Some analysts also doubt emergency crews would be big customers for D2D, including Armand Musey, founder of advisory firm Summit Ridge Group.
“The real advantage of direct-to-handset is that it fits into a cell phone form factor, almost unnoticed,” Musey said. “This is not as important to most first responders.”
The big bucks
The total addressable D2D market for basic SOS and emergency services alone is $45 billion per year in the developed world, according to the Quilty Space report.
However, a D2D market also featuring voice and data services in these countries could be worth more than three times as much at $148 billion per year.
Rural consumers, frequent travelers, and those involved in outdoor and offshore activities would be among the first adopters, Quilty Space said, assuming the quality of D2D services is sufficient.
The firm put the addressable D2D market among consumers in the developing world at $20 billion, although regulatory, distribution, and other prerequisites are a bigger threat to progress here.
According to Sateliot’s Sanpera, current D2D estimates are usually limited because they are based on existing satellite technology.
“However, we are seeing groundbreaking changes month by month,” he said via email.
“Now that the implementation of the standard set by the [global terrestrial wireless body] 3GPP is around the corner many legacy companies will struggle to adapt to the new times, and newcomers from the “new space” will grow incredibly fast, invalidating past predictions.”
Pace of change
Starting with limited SOS and texting services, D2D services could include voice in the next two years or so, shortly followed by data, according to NSR principal analyst Lluc Palerm-Serra.
“As the supply grows, the constellations densify, and technology progresses, we expect to see [Internet of Things] services very soon as well,” he said.
“They may be a bit intermittent at the beginning and very basic services, but growing with time, and then eventually, maybe around 2026, 2027, [we will start] to see some wideband kind of service — let’s say five to 10 megabits per second.”
Upwards of three to five megabits per second is sufficient for video streaming.
Still, the costs of these bits would be higher than terrestrial services, meaning they would likely come with data caps and other limitations.
“At the end of the day, it’s the willingness of the end user to pay that will dictate the use case,” Palerm-Serra added.

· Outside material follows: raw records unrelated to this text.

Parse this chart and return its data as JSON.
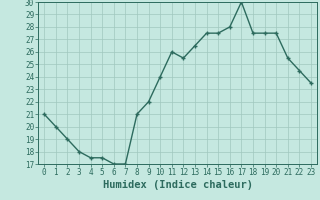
{
  "x": [
    0,
    1,
    2,
    3,
    4,
    5,
    6,
    7,
    8,
    9,
    10,
    11,
    12,
    13,
    14,
    15,
    16,
    17,
    18,
    19,
    20,
    21,
    22,
    23
  ],
  "y": [
    21,
    20,
    19,
    18,
    17.5,
    17.5,
    17,
    17,
    21,
    22,
    24,
    26,
    25.5,
    26.5,
    27.5,
    27.5,
    28,
    30,
    27.5,
    27.5,
    27.5,
    25.5,
    24.5,
    23.5
  ],
  "line_color": "#2d6b5e",
  "marker": "+",
  "marker_size": 3,
  "marker_linewidth": 1.0,
  "line_width": 1.0,
  "background_color": "#c5e8e0",
  "grid_color": "#a0c8be",
  "xlabel": "Humidex (Indice chaleur)",
  "ylabel": "",
  "xlim": [
    -0.5,
    23.5
  ],
  "ylim": [
    17,
    30
  ],
  "yticks": [
    17,
    18,
    19,
    20,
    21,
    22,
    23,
    24,
    25,
    26,
    27,
    28,
    29,
    30
  ],
  "xticks": [
    0,
    1,
    2,
    3,
    4,
    5,
    6,
    7,
    8,
    9,
    10,
    11,
    12,
    13,
    14,
    15,
    16,
    17,
    18,
    19,
    20,
    21,
    22,
    23
  ],
  "tick_label_fontsize": 5.5,
  "xlabel_fontsize": 7.5,
  "xlabel_color": "#2d6b5e",
  "tick_color": "#2d6b5e",
  "spine_color": "#2d6b5e"
}
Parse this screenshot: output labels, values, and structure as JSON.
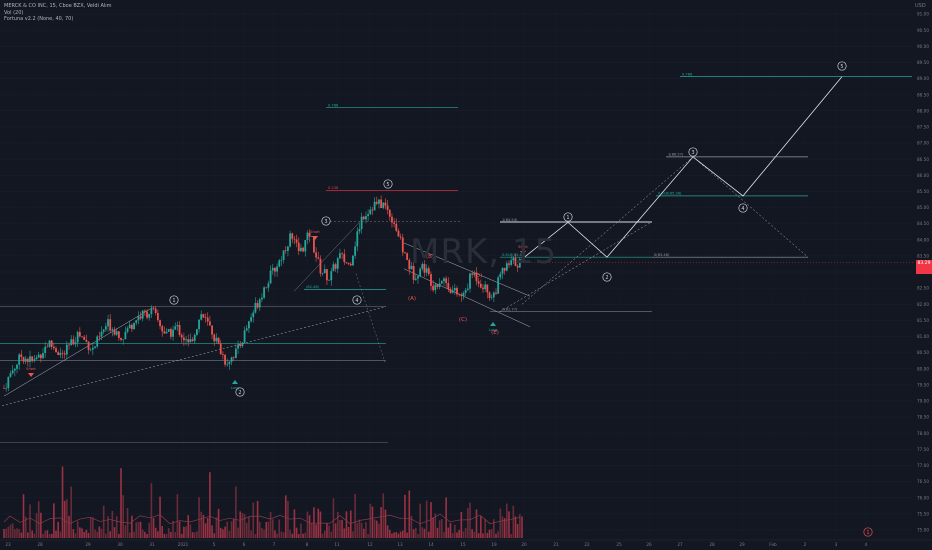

But while there are still many questions around how D2D will perform, how fast these companies can ramp up, and how much supply there will be to serve the market, he and other analysts are convinced it remains a massive opportunity for the satellite industry.
Historically, standards and the cost of terminals have been significant growth barriers for satellite connectivity. With D2D, satellite operators can go through mobile operators to reach their large subscriber base, and the terminal is a sunk cost for people who already own a mobile phone.